Where is sensitive data stored?Ana Rodriguez
We are all aware up to a certain point that we have sensitive data in our databases, but do we know where it is and what data do we have? To get a better picture of this situation, let’s follow the simile:
Imagine that you move to a new house. You start organizing your home in the best possible way, placing everything as you would like to find it, knowing where you leave your belongings and, in the meanwhile, you discover what you have and create a mental schema of it.
However, now, after five or ten years, you need an inventory of what you own and where it is, plus, you need to know how valuable those objects are, as you don’t want any guest to discover them when they are invited to spend a few days in your house or even to protect it against robbers. During these years, since you moved, you haven’t been the only one who did the cleaning or added and moved stuff, your family also helped. Now, the organization of your house doesn’t have any similarities with the one you modeled the first day.
Then, you begin an inventory process reviewing corner by corner what you have and evaluating how important its protection is.
Something similar happens with databases at companies. There are many people manipulating data, models or testing, and it is possible that even the team who devised the model is no longer working there or that there is no clear record of how it was done. Here is where Icaria comes into play, capturing in a Sensitive Data Map the available information and its role.
In this post we will develop the scanning and inventorying process that will response the initial question of this article, where is sensitive data? In this stage of the project, with much of the paperwork already formalized, it is time to configure the platform and explore the data model in order to dissociate it in the future. The usual procedure to fulfill this purpose is:
- Install and configure icaria Mirage in the new environment. It is possibly the most methodical and tedious process of the entire dissociation phase.
- In respect of the installation, we follow a script to not forget any step in the configuration and try run the platform for the first time. Once verified that everything works, it is time to start adapting to the new environment. In addition, at this point we began to involve the client, showing the installation and how to access the platform. We included this step after listening to their suggestions. And they were right, we have checked that involving them from such early stages of the project helps in the future development.
- Each installation requires some specific configuration, searching for the appropriate connectors for the databases, testing connections, etc. This takes a few days, performing tests are carried out and we make sure that we will not have any eventuality in the future.
- Finally, we import the data model, that is, tables, relations, fields and types to icaria Mirage to be able to start working on what is really interesting.
- The data model is already known, the imported tables are checked, and we make sure they are the ones that the other development team considers necessary.
- Now we can start with the data search. For this, we launched a first analysis with some general parameters preset in the platform that will serve as the basis for the next iterations. In the following publication we will give more details of how the data inspection process works.

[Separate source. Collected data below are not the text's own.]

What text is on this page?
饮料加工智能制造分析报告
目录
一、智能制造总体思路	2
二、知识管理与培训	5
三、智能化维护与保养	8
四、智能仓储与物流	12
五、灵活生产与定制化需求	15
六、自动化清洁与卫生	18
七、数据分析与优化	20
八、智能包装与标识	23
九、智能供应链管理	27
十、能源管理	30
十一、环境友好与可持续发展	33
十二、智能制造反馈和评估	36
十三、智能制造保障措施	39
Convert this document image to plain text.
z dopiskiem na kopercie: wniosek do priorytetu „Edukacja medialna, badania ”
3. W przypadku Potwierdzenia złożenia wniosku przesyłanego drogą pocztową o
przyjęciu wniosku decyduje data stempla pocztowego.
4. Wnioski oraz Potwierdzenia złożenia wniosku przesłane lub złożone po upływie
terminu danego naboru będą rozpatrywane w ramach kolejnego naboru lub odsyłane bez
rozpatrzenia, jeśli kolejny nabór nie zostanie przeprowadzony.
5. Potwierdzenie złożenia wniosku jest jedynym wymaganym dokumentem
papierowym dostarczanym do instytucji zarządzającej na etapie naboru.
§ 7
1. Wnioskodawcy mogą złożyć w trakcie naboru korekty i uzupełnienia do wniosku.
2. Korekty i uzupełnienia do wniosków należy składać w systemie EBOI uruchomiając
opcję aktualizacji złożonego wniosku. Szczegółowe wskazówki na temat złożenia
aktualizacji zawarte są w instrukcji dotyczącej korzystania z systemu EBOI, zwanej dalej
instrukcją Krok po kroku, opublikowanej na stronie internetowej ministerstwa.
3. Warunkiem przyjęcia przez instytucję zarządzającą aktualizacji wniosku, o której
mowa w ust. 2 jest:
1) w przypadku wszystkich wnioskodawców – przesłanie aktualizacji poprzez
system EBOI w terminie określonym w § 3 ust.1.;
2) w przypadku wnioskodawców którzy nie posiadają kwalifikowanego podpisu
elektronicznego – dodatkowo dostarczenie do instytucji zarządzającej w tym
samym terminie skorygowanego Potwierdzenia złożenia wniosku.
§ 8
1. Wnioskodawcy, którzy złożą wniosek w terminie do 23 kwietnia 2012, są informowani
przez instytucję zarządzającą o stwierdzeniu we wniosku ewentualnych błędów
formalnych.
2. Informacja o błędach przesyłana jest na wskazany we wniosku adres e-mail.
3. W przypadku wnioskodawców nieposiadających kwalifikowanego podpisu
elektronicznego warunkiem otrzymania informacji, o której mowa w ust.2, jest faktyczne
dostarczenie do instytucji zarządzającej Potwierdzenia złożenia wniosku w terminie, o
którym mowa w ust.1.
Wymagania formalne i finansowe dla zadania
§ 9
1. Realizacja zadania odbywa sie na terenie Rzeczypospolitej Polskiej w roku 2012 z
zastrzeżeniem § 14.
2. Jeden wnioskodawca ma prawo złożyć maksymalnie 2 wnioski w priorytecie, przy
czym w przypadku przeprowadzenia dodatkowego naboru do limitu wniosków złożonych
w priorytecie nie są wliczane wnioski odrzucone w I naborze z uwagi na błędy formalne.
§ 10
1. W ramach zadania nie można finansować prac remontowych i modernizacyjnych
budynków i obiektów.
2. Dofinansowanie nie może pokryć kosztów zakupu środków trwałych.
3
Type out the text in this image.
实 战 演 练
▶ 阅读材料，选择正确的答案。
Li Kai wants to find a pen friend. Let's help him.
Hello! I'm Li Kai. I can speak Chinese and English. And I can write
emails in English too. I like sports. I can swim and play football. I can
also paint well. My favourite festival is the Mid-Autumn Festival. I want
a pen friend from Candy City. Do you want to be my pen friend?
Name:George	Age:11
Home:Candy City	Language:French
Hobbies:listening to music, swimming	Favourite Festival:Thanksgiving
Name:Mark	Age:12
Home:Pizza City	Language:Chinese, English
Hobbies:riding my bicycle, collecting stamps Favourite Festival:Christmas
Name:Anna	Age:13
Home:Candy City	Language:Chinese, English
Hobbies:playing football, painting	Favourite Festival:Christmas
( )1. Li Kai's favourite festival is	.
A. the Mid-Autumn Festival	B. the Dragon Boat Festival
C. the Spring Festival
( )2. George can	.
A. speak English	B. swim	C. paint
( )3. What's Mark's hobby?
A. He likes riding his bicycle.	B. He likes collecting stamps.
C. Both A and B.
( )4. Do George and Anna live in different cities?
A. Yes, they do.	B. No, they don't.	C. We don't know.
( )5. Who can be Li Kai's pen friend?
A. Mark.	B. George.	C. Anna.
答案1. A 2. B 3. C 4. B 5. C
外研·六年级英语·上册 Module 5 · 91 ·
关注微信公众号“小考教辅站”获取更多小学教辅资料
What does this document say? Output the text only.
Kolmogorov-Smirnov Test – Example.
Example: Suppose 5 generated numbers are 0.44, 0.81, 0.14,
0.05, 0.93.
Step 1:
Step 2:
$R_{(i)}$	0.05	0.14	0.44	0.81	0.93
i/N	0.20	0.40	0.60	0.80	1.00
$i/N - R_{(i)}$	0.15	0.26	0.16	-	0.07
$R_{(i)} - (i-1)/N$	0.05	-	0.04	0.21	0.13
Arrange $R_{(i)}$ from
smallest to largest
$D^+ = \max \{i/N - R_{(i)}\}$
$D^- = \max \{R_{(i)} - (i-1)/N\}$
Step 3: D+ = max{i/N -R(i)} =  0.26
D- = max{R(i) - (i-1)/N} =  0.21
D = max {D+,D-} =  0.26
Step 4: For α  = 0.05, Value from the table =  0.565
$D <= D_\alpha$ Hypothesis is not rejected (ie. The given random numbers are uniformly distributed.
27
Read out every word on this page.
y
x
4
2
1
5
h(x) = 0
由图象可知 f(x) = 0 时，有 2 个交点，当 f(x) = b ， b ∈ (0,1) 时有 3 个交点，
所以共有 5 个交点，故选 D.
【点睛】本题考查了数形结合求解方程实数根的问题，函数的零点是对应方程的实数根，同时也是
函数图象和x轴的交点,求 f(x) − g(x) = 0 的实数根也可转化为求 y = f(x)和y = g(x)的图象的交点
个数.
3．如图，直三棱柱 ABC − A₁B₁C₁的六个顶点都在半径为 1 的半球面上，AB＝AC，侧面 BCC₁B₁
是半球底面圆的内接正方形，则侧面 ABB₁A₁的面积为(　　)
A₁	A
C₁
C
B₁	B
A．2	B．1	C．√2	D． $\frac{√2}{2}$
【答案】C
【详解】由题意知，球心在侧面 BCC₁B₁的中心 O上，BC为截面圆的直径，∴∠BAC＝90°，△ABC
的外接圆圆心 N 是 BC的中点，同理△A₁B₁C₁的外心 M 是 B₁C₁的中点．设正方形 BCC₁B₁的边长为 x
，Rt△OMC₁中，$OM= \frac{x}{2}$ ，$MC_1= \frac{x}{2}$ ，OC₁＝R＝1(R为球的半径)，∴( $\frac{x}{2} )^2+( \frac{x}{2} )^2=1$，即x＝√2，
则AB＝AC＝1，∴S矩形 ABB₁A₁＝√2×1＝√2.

Image. Sensitive Data Map results
Image. Data analysis configuration
- The result of the previous process is the Sensitive Data Map, an inventory of data generated by icaria Mirage. This gives a general impression of the location of the data, the type of information they contain and proposes that will anonymize them. In other words, it shows the tables and fields, that could contain sensitive information, whether this information is an ID, telephone number, bank account, etc. and suggest the dissociators included in icaria Mirage to hide the information from prying eyes.
- From the map we get a first impression, basis for the next iterations of the inspection. We take the results obtained and look for the terms that usually define the fields with sensitive data. In addition, we minimize false positives by adjusting the sensitivity in the analysis in subsequent cycles. In this way we pursue the reduction of the possibilities of overlooking a field that contains sensitive information, although for this we must tolerate a certain number of false positives.
- Once we consider that the result of the map reflects reality, it is sent to the client’s team. Who values the results in a very positive way, confirms results and evaluates if any other type of information that was not included in the Sensitive Information Inventory should be dissociated. In case of detecting some unprotected fields, it is also the best moment to notify us.
These have been the steps taken to inspect the types of data, but during the procedure, we always detect data stored in a very particular way, which does not follow the standard. This requires customizing the dissociation mechanisms to make the anonymized data look real as it is the production environments. Our recommendation is to run the analysis periodically to check if new sensitive information has been added and if it needs to be dissociated.
Thus, thanks to the efforts of the icaria team and the feedback from the client, we will be able to continue working in the coming weeks to achieve a reliable, fast and precise data masking process.
In the following deliveries we will develop in greater depth the mechanisms of data analysis and the creation of the Sensitive Data Map, as this is a complex but fundamental process for the project, as well as interesting.